In 2009, two other young women, Jill St Onge, 27, an American, and Julie Bergheim, 22, a Norwegian, died on Phi Phi in similarly mysterious circumstances.
Phuketwan covered that case fully and is mystified, like everybody else, as to the cause of the deaths then, and the cause of two more now.
Ryan Kells, the fiance of Jill St Onge, who carried her body away from Phi Phi in the bottom of a speedboat, responded to a message from Phuketwan saying: '' Thank you for the email.
''What is going to be done about this? please tell me something to stop this senseless stuff from happening.''
The Canadian Embassy officials are due at 1pm and perhaps there will be some more news then. Right now, as I type, the inverstigation is going on in the room where the two sisters died.
People from the Palms Residence are being questioned. We watch. A one-eyed ginger cats strolls out of the front door.
The island is teeming with tourists, and we arrived on the morning ferry with about 100 more, most of them young, most of them impressed with the magnificent scenery on the boat from Phuket, and most of them entriely ignorant about the tragedy.
The deaths of Jill St Ongle and Julie Bergheim didn't stop the tourists coming to the island that TripAdvisor says is the top must-see island in the world.
Two more deaths, even though there cause is unknown, will not stop the tourists coming, either.
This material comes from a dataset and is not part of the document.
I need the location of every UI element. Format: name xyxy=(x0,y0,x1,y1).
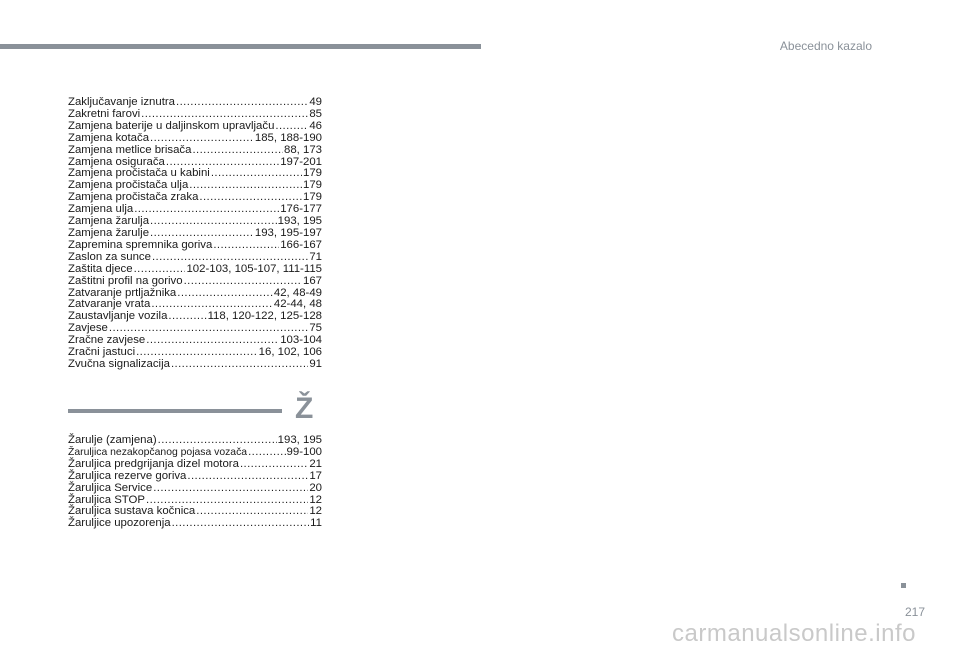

But the cause of death needs to be determined this time, or too many questions will be asked in future, and Phi Phi may not seem quite so beautiful.
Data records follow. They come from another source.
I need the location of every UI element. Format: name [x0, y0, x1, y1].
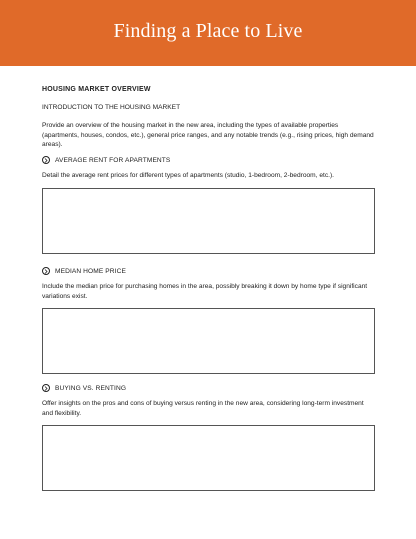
item-header: [42, 383, 376, 393]
header-band: [0, 0, 416, 66]
chevron-circle-icon: [42, 384, 50, 392]
answer-box-rent[interactable]: [42, 188, 375, 254]
item-description: Offer insights on the pros and cons of buying versus renting in the new area, considering long-term investment and flexibility.: [42, 400, 364, 417]
item-average-rent: [42, 155, 376, 254]
intro-text: Provide an overview of the housing market in the new area, including the types of available properties (apartments, houses, condos, etc.), general price ranges, and any notable trends (e.g., rising prices, high demand areas).: [42, 122, 374, 148]
answer-box-home-price[interactable]: [42, 308, 375, 374]
item-buying-vs-renting: [42, 383, 376, 491]
item-header: [42, 266, 376, 276]
answer-box-buy-rent[interactable]: [42, 425, 375, 491]
intro-section: [42, 86, 376, 150]
intro-label: INTRODUCTION TO THE HOUSING MARKET: [42, 104, 181, 111]
item-label: BUYING VS. RENTING: [55, 384, 127, 392]
item-label: MEDIAN HOME PRICE: [55, 267, 126, 275]
item-label: AVERAGE RENT FOR APARTMENTS: [55, 156, 171, 164]
chevron-circle-icon: [42, 267, 50, 275]
item-description: Include the median price for purchasing homes in the area, possibly breaking it down by home type if significant variations exist.: [42, 283, 368, 300]
item-description: Detail the average rent prices for different types of apartments (studio, 1-bedroom, 2-bedroom, etc.).: [42, 172, 334, 179]
section-title: HOUSING MARKET OVERVIEW: [42, 86, 151, 93]
item-header: [42, 155, 376, 165]
item-median-home-price: [42, 266, 376, 374]
page-title: Finding a Place to Live: [113, 20, 303, 42]
chevron-circle-icon: [42, 156, 50, 164]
This will also probably not get posted, but another classic example of the infrastructure of tourism in Thailand, always about the almighty dollar.
RIP girls.
Posted by LOS EX-LOVER on June 17, 2012 15:32
Editor Comment:
As in every other industry in Thailand, there are good operators and bad operators. There is no evidence that infrastructure of any kind was part of the reason for the deaths of these women. Pointless generalising. This is the sixth different name you've used on posts. Please stick to one.